In Mr. Greenebaum’s case, he grew up as a Reform Jew in suburban Los Angeles and does not consider that he ever left that faith. But from the time he began being exposed to other religious traditions as a member of his college choir, he found himself rejecting Judaic exceptionalism.

“I believed that God spoke to Moses,” he put it. “But I don’t believe he spoke only to Moses. So it never made sense to me to worship separately.”

Over the course of his professional life — teaching, writing for television, directing choirs — he searched futilely for a spiritual home. Many ecumenical efforts involved mutual respect but not shared worship. The rhetoric extolling “Judeo-Christian tradition” or the “Abrahamic faiths” excluded other religions and humanism.
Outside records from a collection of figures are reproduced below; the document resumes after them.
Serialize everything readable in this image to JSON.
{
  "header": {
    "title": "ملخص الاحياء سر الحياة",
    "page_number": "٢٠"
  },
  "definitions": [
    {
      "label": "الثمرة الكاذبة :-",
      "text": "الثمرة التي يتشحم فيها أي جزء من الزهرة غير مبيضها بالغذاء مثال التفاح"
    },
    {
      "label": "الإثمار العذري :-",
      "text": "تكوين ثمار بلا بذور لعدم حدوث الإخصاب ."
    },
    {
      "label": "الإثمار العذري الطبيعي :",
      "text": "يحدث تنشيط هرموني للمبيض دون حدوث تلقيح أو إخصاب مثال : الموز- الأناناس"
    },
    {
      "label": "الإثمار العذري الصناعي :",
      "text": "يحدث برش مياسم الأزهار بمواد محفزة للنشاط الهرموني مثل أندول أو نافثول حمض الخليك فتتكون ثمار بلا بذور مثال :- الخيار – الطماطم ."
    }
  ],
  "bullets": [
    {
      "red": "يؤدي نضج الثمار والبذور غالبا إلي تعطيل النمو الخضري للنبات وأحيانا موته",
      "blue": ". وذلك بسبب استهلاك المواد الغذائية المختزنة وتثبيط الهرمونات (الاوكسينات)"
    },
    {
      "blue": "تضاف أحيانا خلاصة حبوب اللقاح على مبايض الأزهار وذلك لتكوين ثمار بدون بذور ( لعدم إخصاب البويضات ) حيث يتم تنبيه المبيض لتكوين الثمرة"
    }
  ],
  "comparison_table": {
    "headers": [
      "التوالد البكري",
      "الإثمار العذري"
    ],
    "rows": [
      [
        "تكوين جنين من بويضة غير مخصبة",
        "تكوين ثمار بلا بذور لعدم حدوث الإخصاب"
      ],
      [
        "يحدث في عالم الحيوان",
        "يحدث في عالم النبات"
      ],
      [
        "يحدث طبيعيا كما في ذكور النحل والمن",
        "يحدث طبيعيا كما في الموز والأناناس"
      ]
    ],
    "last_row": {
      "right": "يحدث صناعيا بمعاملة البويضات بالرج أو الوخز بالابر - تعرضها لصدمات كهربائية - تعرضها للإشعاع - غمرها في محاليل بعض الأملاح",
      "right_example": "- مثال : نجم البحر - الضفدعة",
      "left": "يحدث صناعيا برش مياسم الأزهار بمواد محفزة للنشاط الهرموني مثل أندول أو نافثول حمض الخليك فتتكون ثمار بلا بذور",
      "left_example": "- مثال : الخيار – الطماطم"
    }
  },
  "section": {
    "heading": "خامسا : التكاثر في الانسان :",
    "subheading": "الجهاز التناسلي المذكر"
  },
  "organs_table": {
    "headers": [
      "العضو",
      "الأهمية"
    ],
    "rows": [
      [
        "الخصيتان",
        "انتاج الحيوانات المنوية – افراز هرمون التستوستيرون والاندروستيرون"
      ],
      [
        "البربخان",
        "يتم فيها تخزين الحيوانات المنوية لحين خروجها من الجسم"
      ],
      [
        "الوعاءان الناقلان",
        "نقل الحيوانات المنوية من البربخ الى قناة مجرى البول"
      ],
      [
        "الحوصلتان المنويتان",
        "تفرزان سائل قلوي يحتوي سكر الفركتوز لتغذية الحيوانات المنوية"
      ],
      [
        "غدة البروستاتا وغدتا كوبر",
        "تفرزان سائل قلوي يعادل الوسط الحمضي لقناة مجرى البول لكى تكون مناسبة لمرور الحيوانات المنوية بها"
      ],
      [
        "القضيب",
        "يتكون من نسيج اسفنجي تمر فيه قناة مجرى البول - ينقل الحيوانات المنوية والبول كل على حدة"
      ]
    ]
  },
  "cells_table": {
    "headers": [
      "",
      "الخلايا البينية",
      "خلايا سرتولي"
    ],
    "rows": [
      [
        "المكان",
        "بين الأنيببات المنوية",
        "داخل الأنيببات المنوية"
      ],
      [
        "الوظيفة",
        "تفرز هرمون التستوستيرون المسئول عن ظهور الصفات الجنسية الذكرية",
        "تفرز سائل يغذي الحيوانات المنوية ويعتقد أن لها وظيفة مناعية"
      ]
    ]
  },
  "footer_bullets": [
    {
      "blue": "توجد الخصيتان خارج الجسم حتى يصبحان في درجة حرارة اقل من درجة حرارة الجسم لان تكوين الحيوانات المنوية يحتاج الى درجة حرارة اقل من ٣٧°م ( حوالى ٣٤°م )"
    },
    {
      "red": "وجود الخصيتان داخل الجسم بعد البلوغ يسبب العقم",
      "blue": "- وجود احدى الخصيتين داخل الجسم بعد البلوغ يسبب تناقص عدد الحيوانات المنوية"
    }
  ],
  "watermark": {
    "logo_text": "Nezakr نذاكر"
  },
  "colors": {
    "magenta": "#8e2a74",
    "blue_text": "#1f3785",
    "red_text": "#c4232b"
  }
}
Then the Sept. 11 attacks, with their “holy war” justification, hit Mr. Greenebaum as a “depressing and saddening reinforcement that we need to pray together — or else we’ll keep slaughtering each other in the name of God.”

He firmed up his theological foundation by earning a master’s degree in divinity from Seattle University, a Jesuit institution. He put forward his case for interfaith as a capital-I religion in “The Interfaith Alternative,” his 2012 book.

Now his church has bylaws, a written covenant with “Six Fundamental Assumptions,” tax-exempt status, regular tithing and 30 regular worshipers.

He remains, however, a decidedly humble shepherd.

“I wanted to join something like this, not start it,” he said. “I kept thinking someone more holy, more knowledgeable would’ve done this. But I do what I need to do.”